Like most businesses across Australia, mid-sized manufacturers are in the midst of a cost-conscious and complex environment, navigating through supply chain constraints, cost pressures and global competition.
The latest data from Grant Thornton shows a story of innovation and adaption in the face of these challenges, with a group of top performers growing revenue more than six times faster than average, freeing up capital and allowing them to invest in automation, product innovation, and digital infrastructure.
The top manufacturers have continued to deliver strong results with 18 per cent sales growth, compared to the industry average of 3 per cent this year. In contrast to the wider industry, stronger performing manufacturers appear to be retaining more earnings.
However, while there’s growth in the sector for those focused on strategic priorities, it’s clear there is an overall softening in the sector reflective of a broader economic slowdown.
Manufacturers with revenue above $75 million have increased gross profit percentage from 31 per cent to 33 per cent, mirroring the top performer results, while businesses below $75 million experienced a sharp contraction in gross margin – from 36.2 per cent to 32.6 per cent.
EBITDA multiples have decreased to 8.3x, marking the manufacturing industry's second consecutive year of decline in EBITDA margins – now below those seen in 2022 – likely due to ongoing inflationary pressures impacting costs. Notably, EBITDA improved for businesses with revenue under $75 million, indicating strong cost management during the year, particularly given a decreased gross margin.
Grant Thornton national head of manufacturing, Michael Climpson, said the analysis showed that success in the industry hinges on the ability to manage cost pressures and complexity while continuing to invest in capability, innovation and technology.
“The current economic slowdown provides an opportunity to re-evaluate future strategies,” said Climpson.
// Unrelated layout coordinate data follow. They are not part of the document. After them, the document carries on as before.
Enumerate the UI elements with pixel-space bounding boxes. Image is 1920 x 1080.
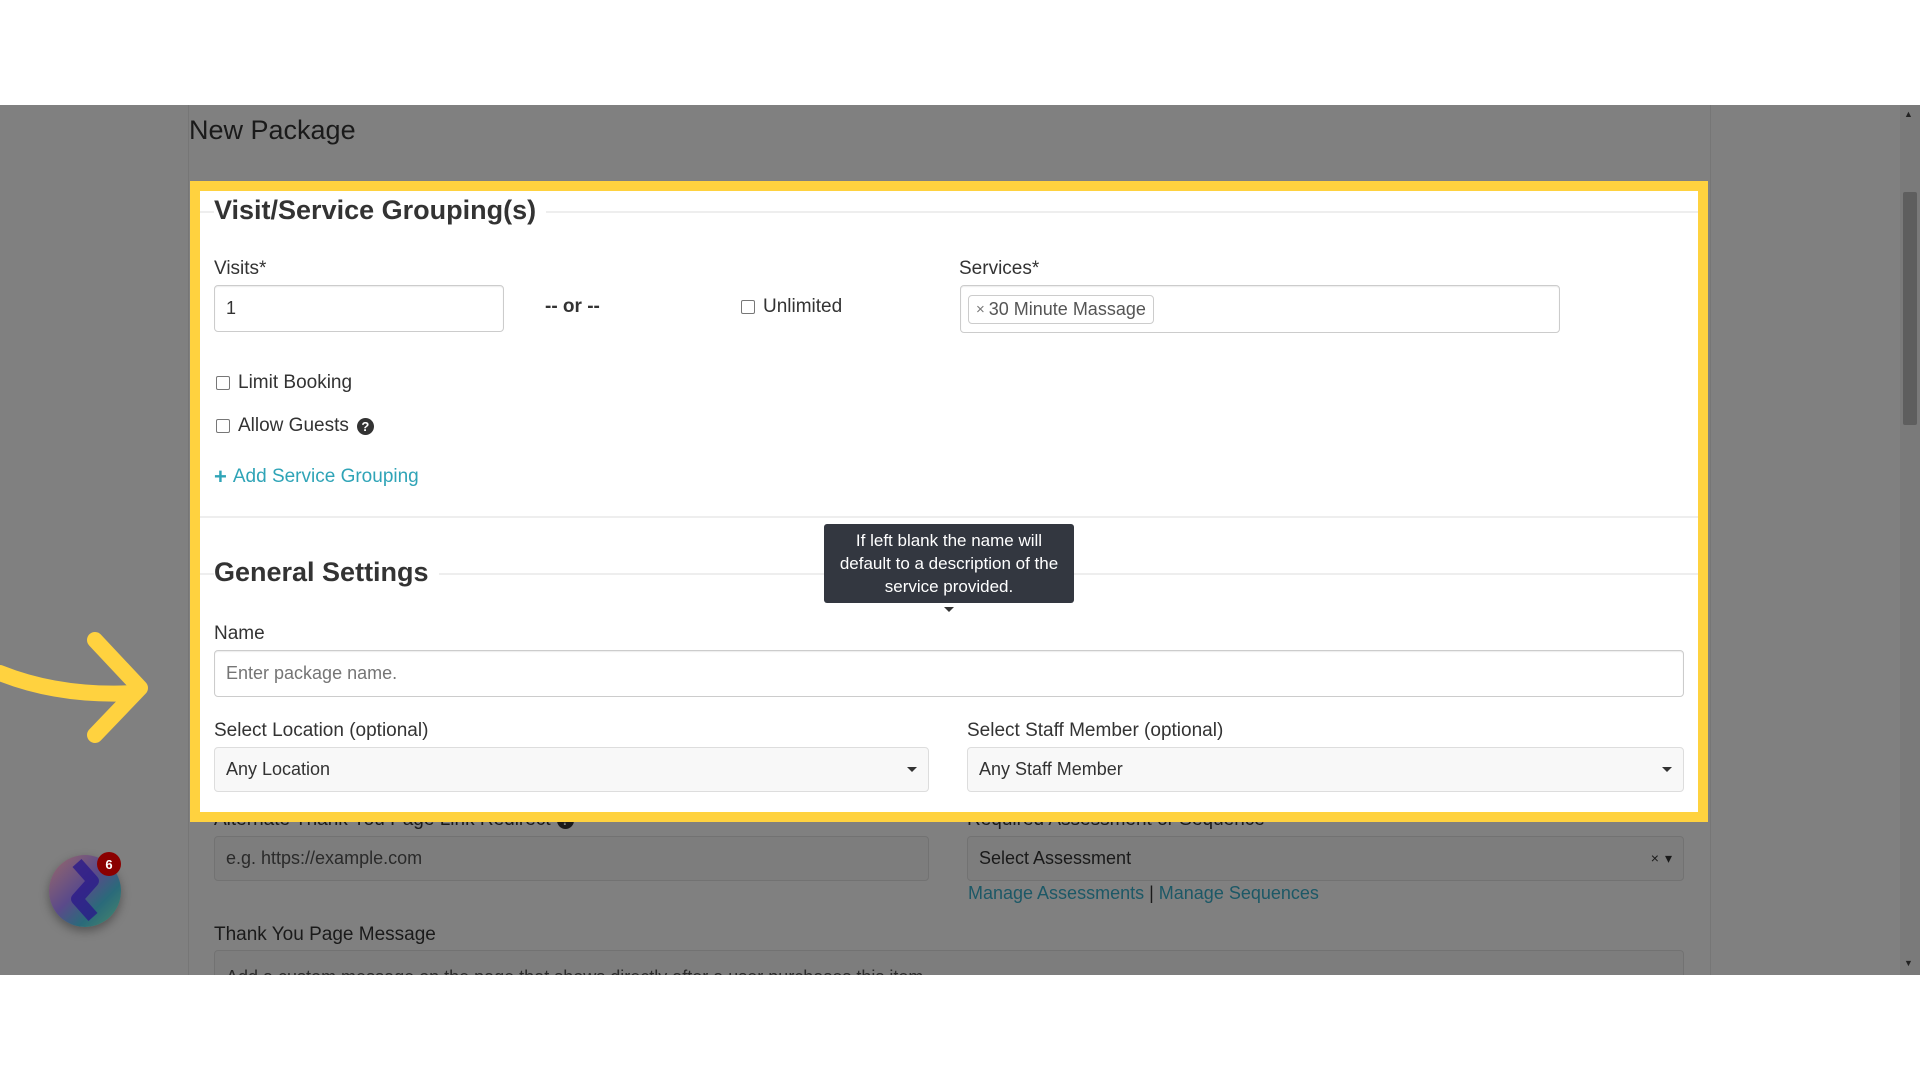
limit-booking-checkbox-row[interactable]: Limit Booking: [216, 372, 352, 394]
manage-sequences-link[interactable]: Manage Sequences: [1159, 883, 1319, 904]
staff-value: Any Staff Member: [979, 759, 1123, 779]
services-label: Services*: [959, 258, 1040, 279]
thank-you-label: Thank You Page Message: [214, 924, 436, 945]
redirect-url-input[interactable]: e.g. https://example.com: [214, 836, 929, 881]
unlimited-checkbox[interactable]: [741, 300, 755, 314]
chevron-down-icon: [907, 767, 917, 772]
thank-you-textarea[interactable]: Add a custom message on the page that sh…: [214, 950, 1684, 975]
add-service-grouping-label: Add Service Grouping: [232, 466, 419, 487]
visits-input[interactable]: 1: [214, 285, 504, 332]
general-settings-heading: General Settings: [214, 557, 439, 588]
location-value: Any Location: [226, 759, 331, 779]
limit-booking-checkbox[interactable]: [216, 376, 230, 390]
services-multiselect[interactable]: × 30 Minute Massage: [960, 285, 1560, 333]
scrollbar[interactable]: ▲ ▼: [1900, 105, 1920, 975]
allow-guests-checkbox-row[interactable]: Allow Guests ?: [216, 415, 374, 437]
name-input[interactable]: [214, 650, 1684, 697]
help-icon[interactable]: ?: [356, 417, 374, 435]
clear-icon[interactable]: ×: [1651, 850, 1659, 867]
unlimited-label: Unlimited: [763, 296, 843, 317]
allow-guests-checkbox[interactable]: [216, 419, 230, 433]
service-tag-label: 30 Minute Massage: [988, 298, 1146, 319]
service-tag: × 30 Minute Massage: [968, 294, 1154, 324]
scroll-up-icon[interactable]: ▲: [1904, 109, 1913, 119]
name-tooltip: If left blank the name will default to a…: [824, 524, 1074, 603]
service-grouping-heading: Visit/Service Grouping(s): [214, 195, 547, 226]
location-label: Select Location (optional): [214, 720, 429, 741]
limit-booking-label: Limit Booking: [238, 372, 353, 393]
panel-right-edge: [1710, 105, 1711, 975]
page-title: New Package: [189, 115, 356, 145]
remove-tag-icon[interactable]: ×: [976, 301, 985, 318]
location-select[interactable]: Any Location: [214, 747, 929, 792]
link-separator: |: [1149, 883, 1154, 903]
assessment-select[interactable]: Select Assessment × ▾: [967, 836, 1684, 881]
manage-assessments-link[interactable]: Manage Assessments: [968, 883, 1144, 904]
plus-icon: +: [214, 464, 227, 489]
chevron-down-icon: [1662, 767, 1672, 772]
assessment-value: Select Assessment: [979, 848, 1132, 868]
chevron-down-icon: ▾: [1664, 850, 1672, 866]
section-divider: [200, 516, 1698, 518]
staff-select[interactable]: Any Staff Member: [967, 747, 1684, 792]
add-service-grouping-link[interactable]: + Add Service Grouping: [214, 464, 419, 490]
or-separator: -- or --: [545, 296, 600, 317]
tooltip-caret-icon: [944, 607, 954, 612]
scroll-down-icon[interactable]: ▼: [1904, 958, 1913, 968]
arrow-annotation-icon: [0, 632, 148, 743]
notification-badge: 6: [97, 852, 121, 876]
visits-label: Visits*: [214, 258, 267, 279]
allow-guests-label: Allow Guests: [238, 415, 349, 436]
panel-left-edge: [188, 105, 189, 975]
unlimited-checkbox-row[interactable]: Unlimited: [741, 296, 842, 318]
highlighted-form-section: Visit/Service Grouping(s) Visits* 1 -- o…: [190, 181, 1708, 822]
scrollbar-thumb[interactable]: [1903, 192, 1917, 425]
staff-label: Select Staff Member (optional): [967, 720, 1224, 741]
name-label: Name: [214, 623, 265, 644]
“This could involve securing government grants for investments in technology and innovation, exploring new product lines and markets, or leveraging mergers and acquisitions to enhance scale and diversify operations.”
Source: Grant Thornton
Food and beverage sector
The food and beverage sector leads in revenue growth, outperforming the industry average by almost 11 per cent, achieving 13.9 per cent compared to the overall manufacturing average of 3.0 per cent.
The data indicates businesses positioned around health, sustainability, and innovation are capturing more market share and driving the food and beverage sector’s overall growth.
Climpson reiterated this, telling Food & Drink Business that growth is largely being driven by rising consumer demand for health-conscious, locally sourced and sustainable products.
“However, the subsector’s average EBITDA margin was significantly lower than peers at 3.6 per cent – a result influenced by a small number of companies experiencing significant losses,” said Climpson.
“When these large-loss outliers are excluded, the average EBITDA margin lifts to 14 per cent, outperforming the rest of the sector. This reflects stronger profitability across the broader cohort, particularly for businesses with established supply chains and scalable operations.”
The report also observed the disparity in EBITDA margin largely reflects the presence of many entrants striving to keep up with trends in consumer preferences. In contrast, well-established brands manufacturing more staple products continue to have greater control over price and cost management.
Climpson also noted the company’s data suggests that food and beverage manufacturers have continued to invest in production capability, with CAPEX sitting around 8 per cent of revenue – well above the industry average.
“While this figure is partially skewed by one outlier’s significant investment in land and buildings, the overall trend reflects ongoing investment in innovation and efficiency,” said Climpson.
“These investments are particularly important for subsectors like food and beverage manufacturing, where efficiency and responsiveness to consumer trends are critical.”